O agronegócio é um modelo que faz amplo uso de agrotóxicos, maquinário agrícola e monocultivos intensivos, visando apenas ao lucro e às exportações, o que transforma os investimentos públicos, que supostamente seriam para suprir o déficit alimentar da população, em capital privado. Se todas essas terras fossem destinadas à agricultura camponesa e familiar, como consideram os dirigentes do MPA, mais pessoas seriam empregadas e assentadas no campo.
Ainda de acordo com o MPA, o questionamento que precisa ser feito é se a verba do Plano Safra realmente chegará às famílias que solicitarão o financiamento, já que, para isso, é necessária a aprovação de projetos agropecuários, preparados pelos próprios agricultores e aprovados pelos bancos.

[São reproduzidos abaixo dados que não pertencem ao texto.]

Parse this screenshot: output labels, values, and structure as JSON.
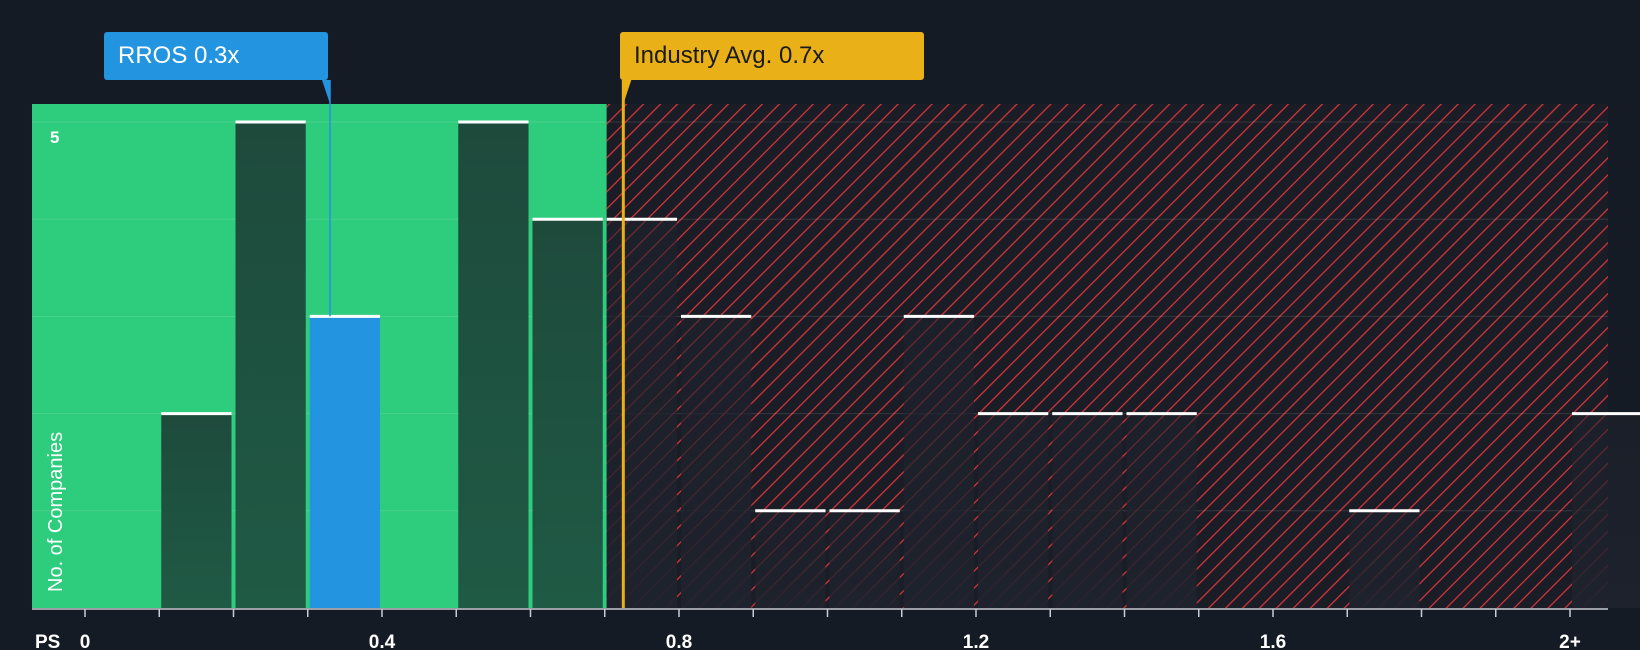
{
  "chart_data": {
    "type": "bar",
    "xlabel": "PS",
    "ylabel": "No. of Companies",
    "x_ticks": [
      "0",
      "0.4",
      "0.8",
      "1.2",
      "1.6",
      "2+"
    ],
    "y_ticks": [
      "5"
    ],
    "xlim": [
      0,
      2.05
    ],
    "ylim": [
      0,
      5.15
    ],
    "bin_width": 0.1,
    "bins": [
      {
        "start": 0.1,
        "count": 2
      },
      {
        "start": 0.2,
        "count": 5
      },
      {
        "start": 0.3,
        "count": 3
      },
      {
        "start": 0.5,
        "count": 5
      },
      {
        "start": 0.6,
        "count": 4
      },
      {
        "start": 0.7,
        "count": 4
      },
      {
        "start": 0.8,
        "count": 3
      },
      {
        "start": 0.9,
        "count": 1
      },
      {
        "start": 1.0,
        "count": 1
      },
      {
        "start": 1.1,
        "count": 3
      },
      {
        "start": 1.2,
        "count": 2
      },
      {
        "start": 1.3,
        "count": 2
      },
      {
        "start": 1.4,
        "count": 2
      },
      {
        "start": 1.7,
        "count": 1
      },
      {
        "start": 2.0,
        "count": 2
      }
    ],
    "highlight_bin_start": 0.3,
    "fair_value_boundary": 0.7,
    "company": {
      "ticker": "RROS",
      "value": 0.33,
      "label": "RROS 0.3x"
    },
    "industry_average": {
      "value": 0.725,
      "label": "Industry Avg. 0.7x"
    },
    "colors": {
      "background": "#151b24",
      "green_zone": "#2ecc7d",
      "red_hatch": "#d9343c",
      "bar_dark": "#1f4a3c",
      "bar_highlight": "#2394e0",
      "bar_red_zone": "#1e222c",
      "bar_cap": "#ffffff",
      "company": "#2394e0",
      "industry": "#e9b018"
    }
  }
}
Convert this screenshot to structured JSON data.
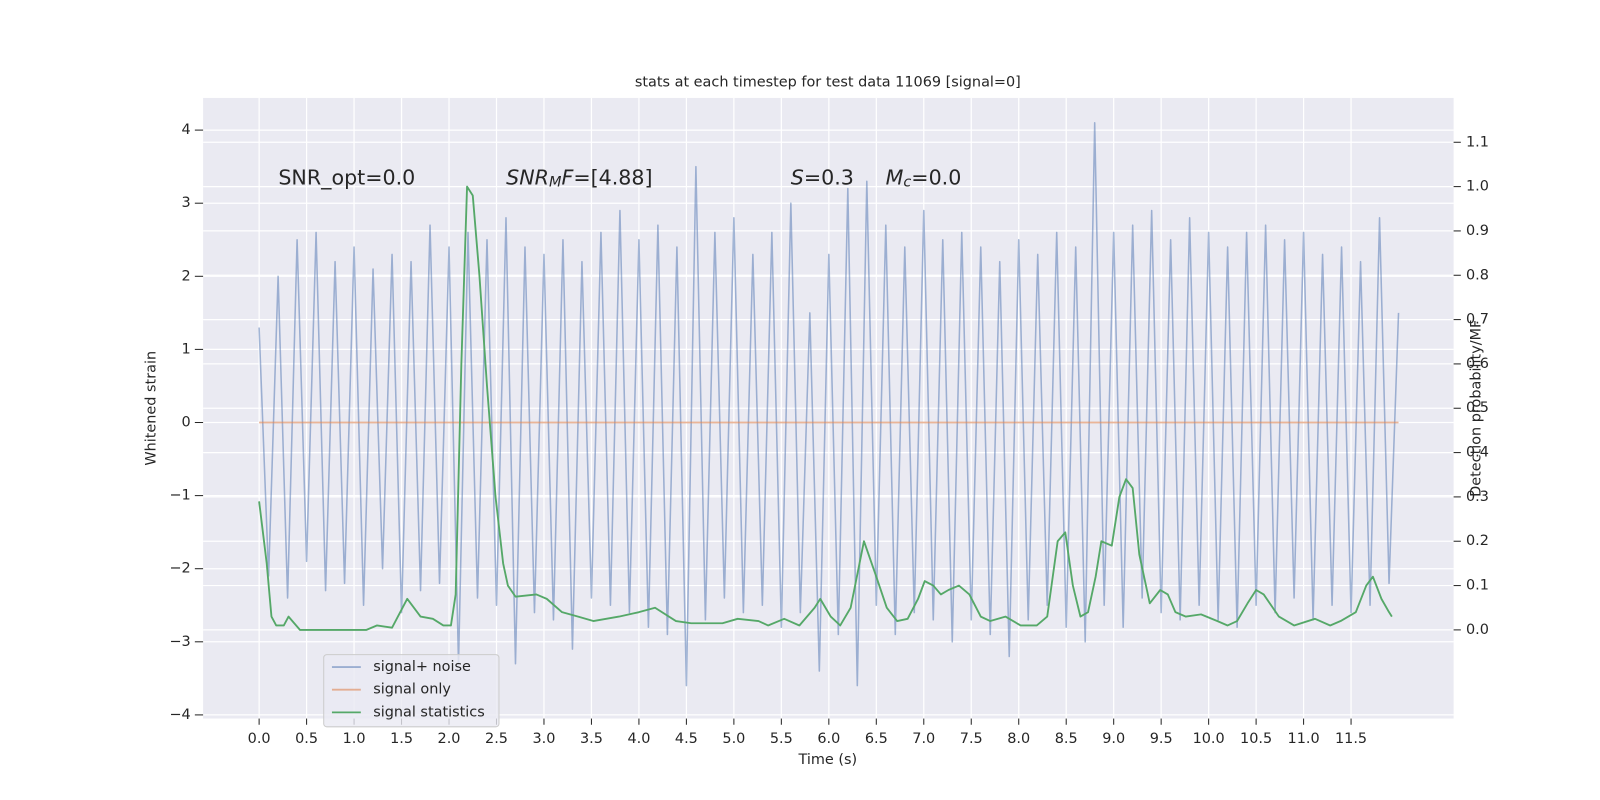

Enquanto muitos camponeses não têm seus projetos aprovados e o montante destinado a eles não os atende, os empresários do agronegócio consomem toda a verba destinada e ainda pedem mais assistência.
Outro problema é o endividamento das famílias camponesas, uma situação classificada como crônica pela coordenação do MPA. De acordo com as lideranças, o próprio modelo de desenvolvimento agrícola dificulta o modelo de cultivo diversificado feito por muitas dessas famílias. Como descrevem, no Brasil o cultivo no campo tem seus incentivos canalizados cada vez para uma determinada variedade de produção, o que vai na contramão do que é feito nas pequenas propriedades.
As famílias camponesas, na tentativa de se adequarem a esse modelo, acabam prejudicando sua própria produção, caindo no endividamento. A solução das dívidas dos pequenos produtores, para o MPA, está na garantia da comercialização da produção camponesa e na atribuição de um preço justo aos produtos originários desse modo de cultivo. Como retratam as lideranças, os bancos e o governo afirmam que não investem na agricultura familiar porque os camponeses não têm condições de pagar seus empréstimos, mas também não se percebe a iniciativa no poder público de solucionar a questão do endividamento das famílias do campo.